New Targets for Increasing Endogenous Testosterone Production

[Michael Scally MD]

Le B, Chen H, Zirkin B, Burnett A. New targets for increasing endogenous testosterone production: clinical implications and review of the literature. Andrology. New targets for increasing endogenous testosterone production: clinical implications and review of the literature - Le - 2014 - Andrology - Wiley Online Library

Over the past several decades, our understanding of the regulatory mechanisms of testosterone production has increased significantly. Concurrently, the medical treatment of hypogonadism, particularly in the ageing male has increased.

This review article consolidates some of our insights into the regulatory mechanisms of endogenous testosterone production and examines promising new targets that may allow endogenous production of testosterone to be re-established in males with primary hypogonadism.

We examined the published scientific literature regarding regulatory mechanisms of testosterone biosynthesis with a focus on Leydig cell physiology and small-molecule regulation that resulted in increased testosterone production.

We identified several pathways that have been manipulated pharmacologically to increase Leydig cell testosterone production, including phosphodiesterases, the cholesterol translocator protein, the electron transport chain of mitochondria, cyclooxygenases and osteocalcin.

Manipulation of these pathways with small molecules has helped further our understanding of the regulatory pathways of testosterone biosynthesis. Herein, we identified five future targets that might promote increased endogenous testosterone production through the Leydig cell instead of relying on exogenous testosterone administration.

 

[Michael Scally MD]

Signalling Pathways Involved in Leydig Cell Steroidogenesis and Potential Targets for Enhancing Testosterone Production

Currently, pharmacologic treatments for hypogonadism are limited to those that act through the LH receptor, such as hCG, clomiphene, or aromatase inhibitors, or by bypassing endogenous production entirely through the exogenous administration of testosterone.

Herein, we identified five future targets [In Bold: Phosphodiesterases; Translocator protein; Electron transport chain of mitochondria; Cox-2 and thromboxane A synthase; Osteocalcin] that might promote increased endogenous testosterone production through the Leydig cell instead of relying on exogenous testosterone administration. The common feature of each is that they do not rely upon the LH receptor.

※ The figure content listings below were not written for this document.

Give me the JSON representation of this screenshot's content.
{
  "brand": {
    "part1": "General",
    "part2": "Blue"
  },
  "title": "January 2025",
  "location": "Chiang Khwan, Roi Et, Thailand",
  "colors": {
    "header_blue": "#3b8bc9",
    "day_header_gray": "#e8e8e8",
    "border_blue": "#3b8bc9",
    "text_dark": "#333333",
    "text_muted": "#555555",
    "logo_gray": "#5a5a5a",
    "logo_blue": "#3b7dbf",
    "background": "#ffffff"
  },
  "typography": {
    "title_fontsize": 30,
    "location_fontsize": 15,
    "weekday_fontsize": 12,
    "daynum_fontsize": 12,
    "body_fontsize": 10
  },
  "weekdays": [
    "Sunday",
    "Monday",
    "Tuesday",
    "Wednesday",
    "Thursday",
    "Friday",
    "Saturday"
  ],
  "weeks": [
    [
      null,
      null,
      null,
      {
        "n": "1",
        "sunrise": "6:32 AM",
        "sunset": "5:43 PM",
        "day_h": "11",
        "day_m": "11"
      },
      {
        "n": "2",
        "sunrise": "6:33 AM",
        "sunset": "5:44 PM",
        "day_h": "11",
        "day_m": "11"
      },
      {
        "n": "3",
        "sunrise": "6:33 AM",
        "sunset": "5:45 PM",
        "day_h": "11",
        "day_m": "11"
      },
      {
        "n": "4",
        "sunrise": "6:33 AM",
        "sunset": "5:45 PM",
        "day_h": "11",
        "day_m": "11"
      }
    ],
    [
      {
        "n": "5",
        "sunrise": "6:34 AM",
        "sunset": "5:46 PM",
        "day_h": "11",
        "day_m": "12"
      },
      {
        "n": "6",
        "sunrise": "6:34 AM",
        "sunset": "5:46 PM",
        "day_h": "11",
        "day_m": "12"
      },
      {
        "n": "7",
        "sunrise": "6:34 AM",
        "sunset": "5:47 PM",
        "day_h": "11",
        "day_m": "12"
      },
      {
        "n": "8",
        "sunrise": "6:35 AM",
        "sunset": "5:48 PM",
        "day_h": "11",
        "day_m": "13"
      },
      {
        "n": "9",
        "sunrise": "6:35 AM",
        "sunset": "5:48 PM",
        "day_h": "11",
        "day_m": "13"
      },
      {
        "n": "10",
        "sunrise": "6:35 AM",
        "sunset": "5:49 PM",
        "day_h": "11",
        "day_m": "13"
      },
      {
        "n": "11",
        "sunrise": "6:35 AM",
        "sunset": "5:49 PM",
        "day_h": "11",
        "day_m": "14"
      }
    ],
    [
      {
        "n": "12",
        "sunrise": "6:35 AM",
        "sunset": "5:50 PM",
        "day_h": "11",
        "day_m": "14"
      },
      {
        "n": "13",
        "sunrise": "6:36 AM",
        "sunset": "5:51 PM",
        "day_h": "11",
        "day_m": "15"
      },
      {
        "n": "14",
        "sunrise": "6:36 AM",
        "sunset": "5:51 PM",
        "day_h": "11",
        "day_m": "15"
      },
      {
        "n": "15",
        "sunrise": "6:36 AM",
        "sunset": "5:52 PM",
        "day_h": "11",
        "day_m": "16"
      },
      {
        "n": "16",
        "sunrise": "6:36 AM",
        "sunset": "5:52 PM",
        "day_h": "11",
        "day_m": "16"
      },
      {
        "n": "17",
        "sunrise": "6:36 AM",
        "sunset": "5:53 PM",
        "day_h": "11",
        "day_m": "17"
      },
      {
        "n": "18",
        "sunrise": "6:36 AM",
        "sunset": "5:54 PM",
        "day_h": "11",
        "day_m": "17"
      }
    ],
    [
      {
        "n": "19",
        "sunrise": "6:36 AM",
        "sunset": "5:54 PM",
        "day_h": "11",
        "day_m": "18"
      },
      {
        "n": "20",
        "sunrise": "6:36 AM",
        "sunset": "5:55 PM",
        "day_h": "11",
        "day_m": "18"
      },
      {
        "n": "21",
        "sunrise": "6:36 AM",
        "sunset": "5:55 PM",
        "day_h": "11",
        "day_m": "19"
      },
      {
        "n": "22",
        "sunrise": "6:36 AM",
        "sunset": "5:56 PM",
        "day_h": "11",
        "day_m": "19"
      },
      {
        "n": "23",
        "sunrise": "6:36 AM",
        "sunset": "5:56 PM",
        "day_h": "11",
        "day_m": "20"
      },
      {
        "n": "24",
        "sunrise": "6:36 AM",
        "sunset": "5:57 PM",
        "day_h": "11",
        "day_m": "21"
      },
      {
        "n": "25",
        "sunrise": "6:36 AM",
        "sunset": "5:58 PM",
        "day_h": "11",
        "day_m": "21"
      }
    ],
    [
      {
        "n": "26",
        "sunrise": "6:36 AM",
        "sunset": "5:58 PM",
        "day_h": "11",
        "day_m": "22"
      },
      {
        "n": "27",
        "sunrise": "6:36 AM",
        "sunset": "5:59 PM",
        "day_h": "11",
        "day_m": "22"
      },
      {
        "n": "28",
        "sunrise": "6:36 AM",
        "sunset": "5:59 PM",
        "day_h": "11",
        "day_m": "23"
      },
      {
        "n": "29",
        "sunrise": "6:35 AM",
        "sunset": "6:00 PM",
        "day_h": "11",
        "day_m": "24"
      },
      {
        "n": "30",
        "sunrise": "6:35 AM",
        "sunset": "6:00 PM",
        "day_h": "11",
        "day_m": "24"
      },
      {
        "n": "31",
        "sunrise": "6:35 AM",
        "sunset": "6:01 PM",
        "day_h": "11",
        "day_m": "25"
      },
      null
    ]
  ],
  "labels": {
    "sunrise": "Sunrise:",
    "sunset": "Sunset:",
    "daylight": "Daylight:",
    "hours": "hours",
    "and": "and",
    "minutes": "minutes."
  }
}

The potential approaches use small molecules, dietary supplements, or even FDA-approved medications. Although the data for these pharmacologic agents come primarily from animal studies, further study in human trials could prove promising and deserve further study.

Legend: ATP, Adenosine Triphosphate; cAMP, Cyclic Adenosine Monophosphate; CBP, CREB Binding Protein; CREB, cAMP Response Element-Binding Protein;

COX-2, Cyclooxygenase 2; COX2i, Cyclooxygenase 2 inhibitor; GATA-4, Transcription Factor GATA4; GPRC6A, G-protein-coupled receptor encoded by GPRC6A;

hCG, Human Chorionic Gonadotropin; LH, Luteinizing Hormone; LH-R, LH Receptor; PKA, Protein Kinase A; PKAc, Protein Kinase A Catalytic subunit; SF-1,

Steroidogenic Factor 1; stAR, Steroidogenic Acute Regulatory Protein; TBXAS inhibitor, Thromboxane A Synthase inhibitor; TSPO, Translocator Protein.

 

[Transhuman]

does this suggest an experimental super-pct protocol? phosphodiesterase? does this mean viagra or cialis should be could be useful? i suppose the authors are considering drug methods for these too.. Translocator protein; Electron transport chain of mitochondria; Cox-2 and thromboxane A synthase; Osteocalcin. i remember reading on meso that adding hgh during pct could helpful. traditional nolva+clomid pct is good enough for me but must admit i'm curious about the perfect pct

 

[johsoed]

In primary hypogonadism there is a failure of testosterone production due to testicular failure. If the Leydig cells are already damaged or the declined, I think that is impossible to increase the endogenous testosterone production through the Leydig cells.